Rezension: Gemeinsam für das Leben
Ökofeminismus: Zwischen Theorie und Praxis von Lina Hansen und Nadine Gerner
© Unrast
Lina Hansen und Nadine Gerner beleben Ökofeminismus neu. Mit ihrer Einführung zeigen sie: Er hilft uns, aktuelle Krisen zu verstehen, in Zusammenhang zum patriarchalen, neokolonialen, ökozidalen Kapitalismus zu setzen und Kämpfe zu verbinden. Ihr Buch beginnt bei den Wurzeln ökofeministischer Bewegungen in den 1970er Jahren, wie der indischen Chipko-Bewegung zum Schutz von Wäldern und der internationalen Kampagne „Lohn für Hausarbeit“. Ausgehend davon nähern sich Hansen und Gerner im zweiten Kapitel der Theorie an: Was verbindet die Beispiele? Welche Fragen beleuchtet der Ökofeminismus? Welche Strömungen gibt es? Das dritte Kapitel stellt bestimmte Positionen dar, die sich kurz und prägnant lesen wie ein FAQ. Darin grenzen die Autorinnen ihr Verständnis von Ökofeminismus etwa gegen liberalen Feminismus, Essentialismus und dominante Nachhaltigkeitsdiskurse ab – und wagen sich auch ans Thema Reproduktionstechnologien. Es wird deutlich: Ihr Ökofeminismus ist intersektional, dekolonial, queer, radikal. Auf dieser Basis folgen eine Gesellschaftskritik und Vision, die in ihrer Breite und Dichte beeindrucken – was im Einzelnen zulasten der Tiefe geht. Das Ende führt zurück in die Praxis: zu heutigen Initiativen und Bewegungen, die für das Leben kämpfen – ganz im Sinne des Ökofeminismus. Die Lektüre bietet Interessierten einen sehr guten Einstieg und Engagierten einen Bezugsrahmen. Durch ihre behutsame, anschauliche und teils spielerische Erzählweise tragen Hansen und Gerner für die Vielfalt und Komplexität des Themas Sorge und haben mich als Leserin oft berührt. Sie ermutigen dazu, eigene Anknüpfungspunkte zu suchen und gemeinsam zu „verLernen“. Und wenn wir der Vordenkerin Maria Mies glauben, dass Bücher wie Samenkörner sind, dann dürfte aus diesem etwas Prächtiges wachsen.

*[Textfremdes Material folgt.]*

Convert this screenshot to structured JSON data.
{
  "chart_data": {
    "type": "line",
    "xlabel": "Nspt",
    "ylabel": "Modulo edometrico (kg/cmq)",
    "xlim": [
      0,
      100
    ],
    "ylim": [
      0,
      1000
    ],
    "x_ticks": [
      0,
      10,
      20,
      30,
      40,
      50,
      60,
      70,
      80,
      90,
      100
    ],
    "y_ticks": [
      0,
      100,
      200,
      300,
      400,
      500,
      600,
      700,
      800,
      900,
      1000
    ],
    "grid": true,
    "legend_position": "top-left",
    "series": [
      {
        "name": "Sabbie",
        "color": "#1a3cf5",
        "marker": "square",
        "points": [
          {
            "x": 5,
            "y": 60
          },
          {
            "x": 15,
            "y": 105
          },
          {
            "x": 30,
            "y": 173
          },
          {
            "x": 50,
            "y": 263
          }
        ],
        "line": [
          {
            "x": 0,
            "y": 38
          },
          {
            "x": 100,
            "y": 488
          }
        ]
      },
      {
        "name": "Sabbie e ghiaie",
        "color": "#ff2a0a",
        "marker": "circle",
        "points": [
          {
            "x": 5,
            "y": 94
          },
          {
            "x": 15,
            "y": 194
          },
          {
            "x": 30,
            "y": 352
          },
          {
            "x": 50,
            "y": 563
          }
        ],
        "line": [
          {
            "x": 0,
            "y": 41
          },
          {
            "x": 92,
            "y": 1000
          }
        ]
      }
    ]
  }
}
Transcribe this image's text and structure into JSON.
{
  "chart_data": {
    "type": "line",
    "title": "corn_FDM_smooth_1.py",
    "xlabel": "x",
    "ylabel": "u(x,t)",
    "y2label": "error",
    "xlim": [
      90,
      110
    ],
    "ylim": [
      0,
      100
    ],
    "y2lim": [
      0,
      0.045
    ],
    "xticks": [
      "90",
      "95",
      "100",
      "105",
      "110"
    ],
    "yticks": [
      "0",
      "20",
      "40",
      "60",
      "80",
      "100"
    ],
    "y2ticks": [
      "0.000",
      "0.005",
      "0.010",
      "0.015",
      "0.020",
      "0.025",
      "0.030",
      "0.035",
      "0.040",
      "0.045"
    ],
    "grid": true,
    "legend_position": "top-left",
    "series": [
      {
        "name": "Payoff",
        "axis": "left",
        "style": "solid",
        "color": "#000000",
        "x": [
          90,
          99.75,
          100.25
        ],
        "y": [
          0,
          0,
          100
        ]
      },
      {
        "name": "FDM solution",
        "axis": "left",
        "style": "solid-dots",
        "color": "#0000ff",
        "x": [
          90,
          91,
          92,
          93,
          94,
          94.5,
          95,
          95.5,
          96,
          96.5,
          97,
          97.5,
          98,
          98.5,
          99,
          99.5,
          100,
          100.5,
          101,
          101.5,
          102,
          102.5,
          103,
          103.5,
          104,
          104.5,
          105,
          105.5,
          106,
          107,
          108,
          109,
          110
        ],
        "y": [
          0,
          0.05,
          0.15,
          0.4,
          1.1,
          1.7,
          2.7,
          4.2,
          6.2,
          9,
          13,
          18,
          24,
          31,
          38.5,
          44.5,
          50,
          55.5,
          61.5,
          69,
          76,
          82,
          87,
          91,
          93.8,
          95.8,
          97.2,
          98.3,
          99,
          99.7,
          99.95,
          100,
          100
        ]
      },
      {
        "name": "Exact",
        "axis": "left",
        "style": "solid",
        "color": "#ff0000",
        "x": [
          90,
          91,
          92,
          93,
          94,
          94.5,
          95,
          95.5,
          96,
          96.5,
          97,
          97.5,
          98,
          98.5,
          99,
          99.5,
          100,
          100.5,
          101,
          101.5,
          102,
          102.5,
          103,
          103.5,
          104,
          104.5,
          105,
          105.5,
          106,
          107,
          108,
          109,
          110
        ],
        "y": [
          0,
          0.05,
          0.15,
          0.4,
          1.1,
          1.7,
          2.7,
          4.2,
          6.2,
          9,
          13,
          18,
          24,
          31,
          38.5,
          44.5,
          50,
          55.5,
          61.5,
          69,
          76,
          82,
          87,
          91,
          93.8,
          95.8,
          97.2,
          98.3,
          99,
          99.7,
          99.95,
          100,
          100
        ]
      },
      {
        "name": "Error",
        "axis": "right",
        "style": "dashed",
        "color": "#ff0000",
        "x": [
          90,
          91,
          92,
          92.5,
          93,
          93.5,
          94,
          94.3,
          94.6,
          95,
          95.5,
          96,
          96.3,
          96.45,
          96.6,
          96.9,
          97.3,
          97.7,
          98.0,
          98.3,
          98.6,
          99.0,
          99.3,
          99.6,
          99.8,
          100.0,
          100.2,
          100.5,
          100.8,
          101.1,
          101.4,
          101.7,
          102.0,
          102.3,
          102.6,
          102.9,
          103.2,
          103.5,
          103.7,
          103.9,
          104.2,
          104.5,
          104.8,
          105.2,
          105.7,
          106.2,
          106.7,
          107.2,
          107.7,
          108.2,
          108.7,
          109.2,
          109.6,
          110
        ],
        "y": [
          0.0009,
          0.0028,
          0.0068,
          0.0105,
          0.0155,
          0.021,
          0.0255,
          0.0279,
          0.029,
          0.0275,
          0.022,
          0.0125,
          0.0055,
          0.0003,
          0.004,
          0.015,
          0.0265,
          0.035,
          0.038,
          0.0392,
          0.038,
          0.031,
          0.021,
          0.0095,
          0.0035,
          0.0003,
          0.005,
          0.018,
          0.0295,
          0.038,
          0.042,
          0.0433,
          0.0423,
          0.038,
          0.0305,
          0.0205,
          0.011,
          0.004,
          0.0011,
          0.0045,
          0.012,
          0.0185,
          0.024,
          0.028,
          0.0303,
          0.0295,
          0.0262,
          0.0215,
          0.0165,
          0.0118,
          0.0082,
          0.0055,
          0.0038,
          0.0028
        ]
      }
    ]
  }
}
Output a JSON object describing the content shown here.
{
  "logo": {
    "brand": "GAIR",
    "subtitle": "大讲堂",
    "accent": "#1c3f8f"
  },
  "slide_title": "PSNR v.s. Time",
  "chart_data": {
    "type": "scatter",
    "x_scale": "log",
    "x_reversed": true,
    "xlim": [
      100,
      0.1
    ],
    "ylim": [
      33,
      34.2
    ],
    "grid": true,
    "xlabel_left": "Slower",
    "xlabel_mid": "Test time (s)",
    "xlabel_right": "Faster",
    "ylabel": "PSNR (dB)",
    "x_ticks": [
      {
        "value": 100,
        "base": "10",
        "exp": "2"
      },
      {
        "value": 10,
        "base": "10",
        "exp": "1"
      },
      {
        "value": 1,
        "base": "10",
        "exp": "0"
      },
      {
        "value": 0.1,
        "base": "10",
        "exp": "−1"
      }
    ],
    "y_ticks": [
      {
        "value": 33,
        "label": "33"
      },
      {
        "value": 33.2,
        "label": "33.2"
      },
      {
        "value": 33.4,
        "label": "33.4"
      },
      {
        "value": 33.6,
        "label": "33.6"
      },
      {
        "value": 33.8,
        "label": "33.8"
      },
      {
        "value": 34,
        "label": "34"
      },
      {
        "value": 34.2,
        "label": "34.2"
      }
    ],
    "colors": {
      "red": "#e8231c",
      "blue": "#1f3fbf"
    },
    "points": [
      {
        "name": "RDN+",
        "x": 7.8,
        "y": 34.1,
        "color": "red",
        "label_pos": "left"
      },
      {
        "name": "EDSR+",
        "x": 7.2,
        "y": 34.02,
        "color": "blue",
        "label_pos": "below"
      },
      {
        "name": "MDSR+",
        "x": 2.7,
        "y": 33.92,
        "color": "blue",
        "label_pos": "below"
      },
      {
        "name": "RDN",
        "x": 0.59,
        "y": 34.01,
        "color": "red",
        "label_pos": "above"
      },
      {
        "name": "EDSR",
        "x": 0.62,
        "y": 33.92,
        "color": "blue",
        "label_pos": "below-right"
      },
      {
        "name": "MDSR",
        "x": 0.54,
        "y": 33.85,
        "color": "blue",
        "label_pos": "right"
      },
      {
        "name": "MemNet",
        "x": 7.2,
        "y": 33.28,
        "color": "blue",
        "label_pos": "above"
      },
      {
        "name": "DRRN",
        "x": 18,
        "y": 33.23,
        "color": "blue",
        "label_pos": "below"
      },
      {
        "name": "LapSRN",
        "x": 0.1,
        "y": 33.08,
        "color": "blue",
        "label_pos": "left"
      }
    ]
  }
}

Hansen, L. / Gerner, G. (2024): Ökofeminismus: Zwischen Theorie und Praxis. Eine Einführung. Unrast Verlag, 300 Seiten, 19,90 Euro, ISBN: 978-3-89771-379-6.
Laura Theuer ist Referentin für Öffentlichkeitsarbeit und Fundraising beim Gen-ethischen Netzwerk e. V.